BMKG Catat 7.029 Gempa Susulan Pascagempa M7,7 NTT, 141 Dirasakan

BMKG Catat 7.029 Gempa Susulan Pascagempa M7,7 NTT, 141 Dirasakan

Terkini | inews | Selasa, 25 Agustus 2026 - 07:40
share

JAKARTA, iNews.id - Badan Meteorologi, Klimatologi, dan Geofisika (BMKG) mencatat sebanyak 7.029 gempa bumi susulan setelah gempa utama berkekuatan Magnitudo (M) 7,7 mengguncang wilayah Flores, Nusa Tenggara Timur (NTT). Data tersebut tercatat hingga Selasa (25/8/2026) pukul 05.00 WIB.

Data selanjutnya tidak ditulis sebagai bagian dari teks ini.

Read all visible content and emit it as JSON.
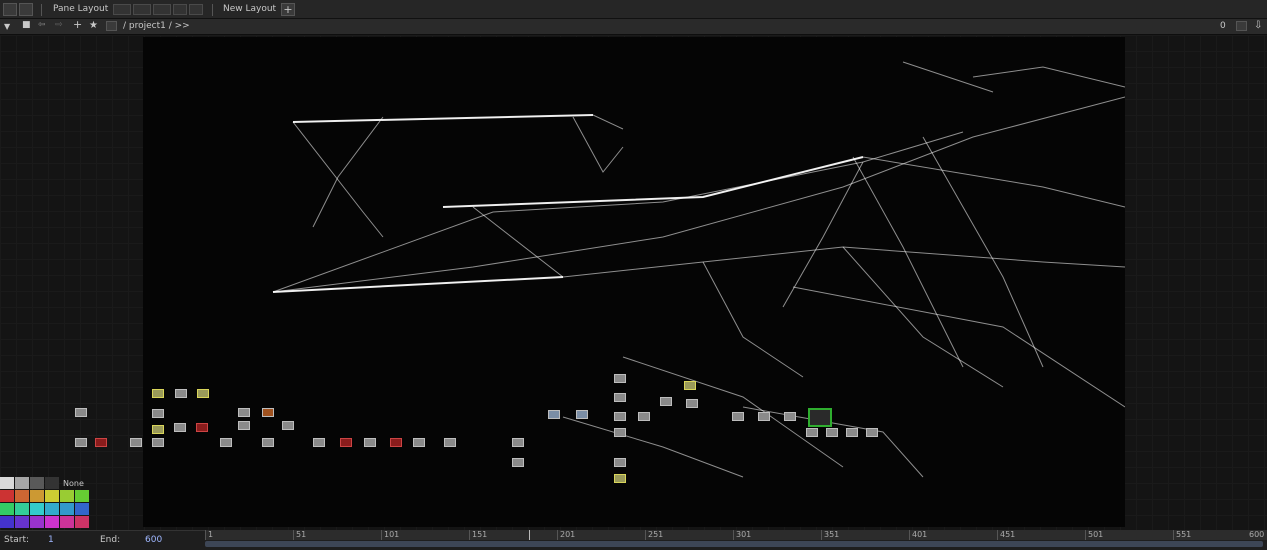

BMKG mencatat gempa susulan terbesar memiliki kekuatan M6,2. Dari ribuan gempa susulan tersebut, sebanyak 32 gempa memiliki magnitudo di atas M5.

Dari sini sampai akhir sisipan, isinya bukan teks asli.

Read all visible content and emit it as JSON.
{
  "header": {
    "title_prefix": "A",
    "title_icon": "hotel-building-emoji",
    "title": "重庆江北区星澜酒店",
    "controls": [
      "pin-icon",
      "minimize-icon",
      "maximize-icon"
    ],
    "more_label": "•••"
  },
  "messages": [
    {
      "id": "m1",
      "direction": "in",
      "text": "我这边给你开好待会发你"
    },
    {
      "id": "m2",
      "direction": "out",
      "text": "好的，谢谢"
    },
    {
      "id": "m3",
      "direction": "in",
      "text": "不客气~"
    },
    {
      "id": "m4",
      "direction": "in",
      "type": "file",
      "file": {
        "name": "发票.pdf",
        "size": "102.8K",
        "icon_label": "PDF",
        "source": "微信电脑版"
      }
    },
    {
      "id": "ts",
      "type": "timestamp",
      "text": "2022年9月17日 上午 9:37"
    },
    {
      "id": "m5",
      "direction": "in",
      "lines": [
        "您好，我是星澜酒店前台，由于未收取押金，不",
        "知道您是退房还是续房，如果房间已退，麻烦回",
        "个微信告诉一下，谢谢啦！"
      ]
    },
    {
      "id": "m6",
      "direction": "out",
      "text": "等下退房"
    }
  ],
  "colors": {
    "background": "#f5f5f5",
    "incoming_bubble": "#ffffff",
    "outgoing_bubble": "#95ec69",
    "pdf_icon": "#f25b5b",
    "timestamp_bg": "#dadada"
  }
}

Selain itu, 141 gempa susulan dilaporkan dirasakan oleh masyarakat di sejumlah wilayah terdampak.

“Total gempa bumi susulan 7.029, magnitudo terbesar M6,2,” tulis BMKG dalam keterangannya.

Sementara itu, jumlah korban meninggal dunia akibat gempa Flores terus bertambah. Badan Nasional Penanggulangan Bencana (BNPB) mencatat hingga Senin (24/8/2026), sebanyak 100 orang meninggal dunia.

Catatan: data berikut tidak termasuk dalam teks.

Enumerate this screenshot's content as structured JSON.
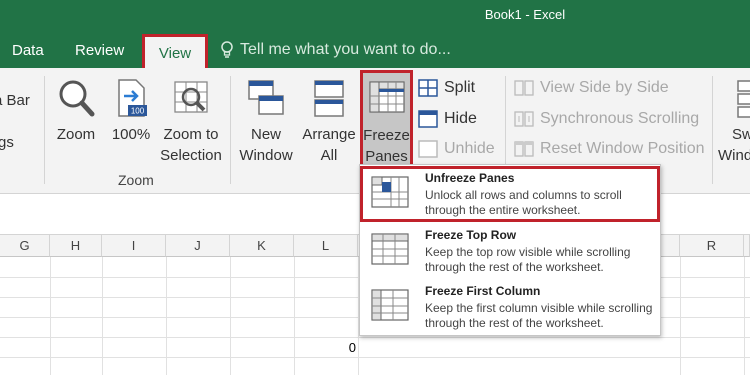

Selain korban meninggal, sebanyak 1.603 orang mengalami luka-luka. Sementara itu, jumlah warga yang masih mengungsi mencapai 180.327 jiwa.

Kepala BNPB Letjen TNI Suharyanto menjelaskan, peningkatan jumlah korban meninggal terjadi karena sejumlah korban yang sebelumnya mengalami luka berat tidak berhasil diselamatkan setelah menjalani perawatan di fasilitas kesehatan.

"Untuk jumlah meninggal, ini perlu kami tegaskan bahwa yang meninggal 100 ini adalah korban gempa yang semula luka berat, yang dirawat di fasilitas kesehatan, ini tidak berhasil diselamatkan. Sehingga yang semula di hari pertama hari kedua ada 48 yang meninggal dunia, angka per hari ini total menjadi 100 yang meninggal dunia," kata Suharyanto dalam konferensi pers, Senin (24/8/2026).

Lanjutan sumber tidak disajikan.